The IP address is a unique location identifier of the computer location within a network and sometimes geographically. If the communications data and IP addresses become available, it is very easy to locate the physical location and the real identity of internet users.
The revision requires legal retention of communications data and installation of a system of wire-tapping mobile phone calls on the grounds that these would be requested for the purposes of effective crime investigations. In other words, if law enforcement authorities request communications data, ISPs and telecommunications companies should provide them immediately in order not to incur any penalties.
This data should be protected for the users' privacy and correspondent rights which are guaranteed by Article 12 of the Universal Declaration of Human Rights and constitutional law. The government should uphold these basic rights, not infringe them.
Retaining users' communications data as a normal procedure is contrary to the aim of the 'Protection of Communications Secrets Act'. Data retention means that governments may interfere with your private life and private communications regardless whether you are suspected of a crime or not. If this revision is passed, severe surveillance regime "BigBrother" on people's communication by the government will start. It will infringe not just the human rights, but destroy people's democracy. It also interferes with the right to free expression as people who are lawfully accessing and communicating are placed under indiscriminate surveillance.
Furthermore, data retention policy is useless without more draconian measures. First it is likely that the retention periods will expand, as some countries have already moved to three-, five- and even ten-year retention periods without any consideration of the risks to privacy or costs to industry. Second, the purposes for which data is accessed are always increased, removing judicial and constitutional safeguards and permitting government officials to gain access to the personal and sensitive information about our habits without any protection against inevitable abuse. Third, it leads to governments passing laws requiring the identification of all users of communication services.

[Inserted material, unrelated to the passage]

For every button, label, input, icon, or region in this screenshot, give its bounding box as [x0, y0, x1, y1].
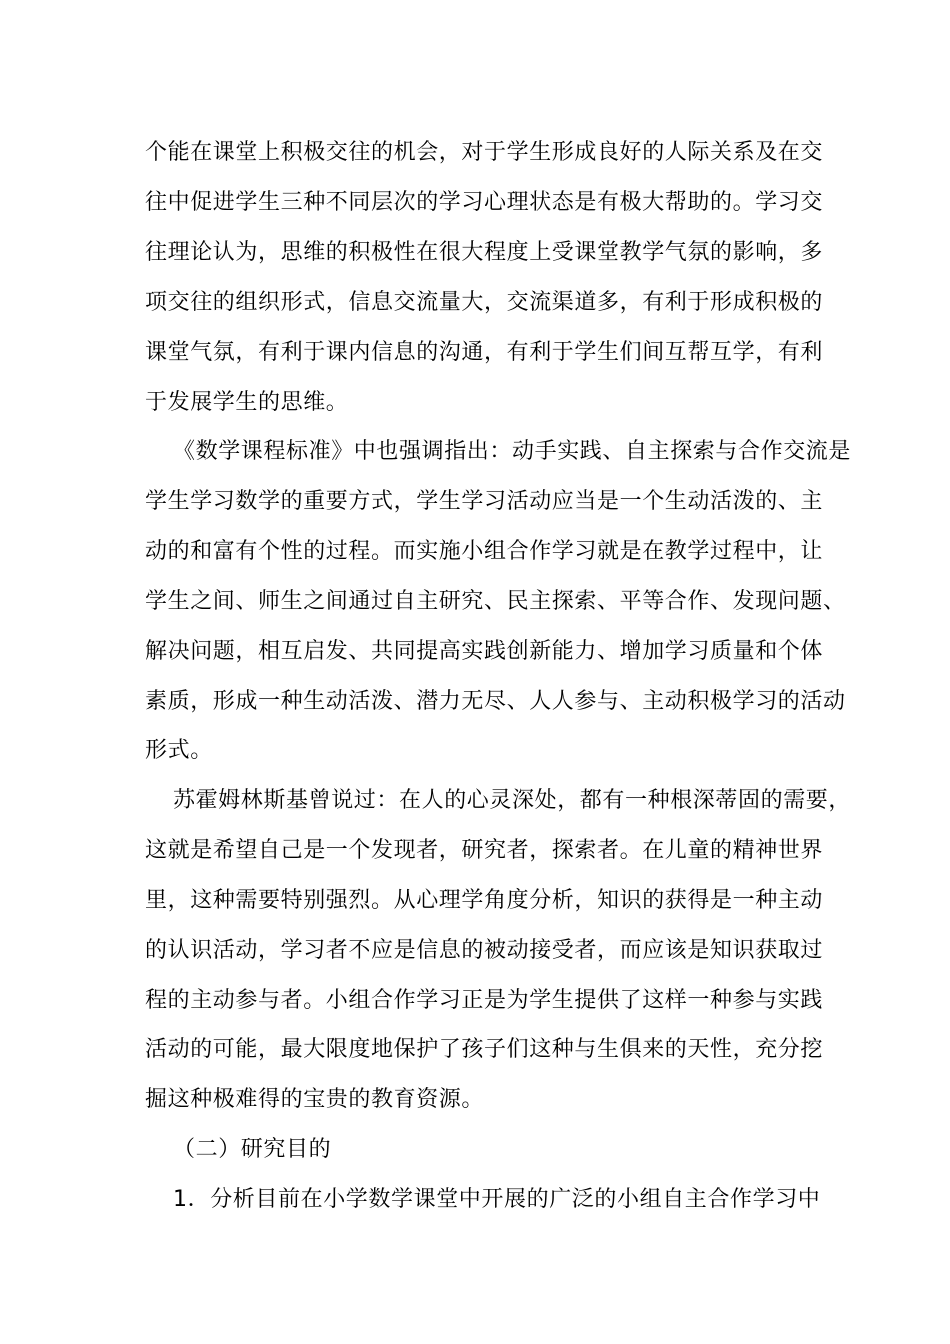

For several years, law enforcement agencies in various countries have tried to establish similar data retention policies, however every attempt has been criticized by diverse entities including international civil societies, human rights organizations, opposition parties, legal experts, and industry. Petitions against data retention act have been conducted continually for a long time. The European Digital Rights and XS4ALL petition against data retention has attracted over 58,000 signatures from citizens from across Europe. Privacy officials in governments across Europe have come out in opposition to data retention. Most recently, the Dutch Data Protection Authority published an opinion advising against the draft Dutch data retention law purporting to implement the EU Directive on Mandatory Retention of Communications Traffic Data. And International Civil society organizations, which participated in the World Summit on the Information Society (WSIS) deeply warned the problems of data retentions opposed.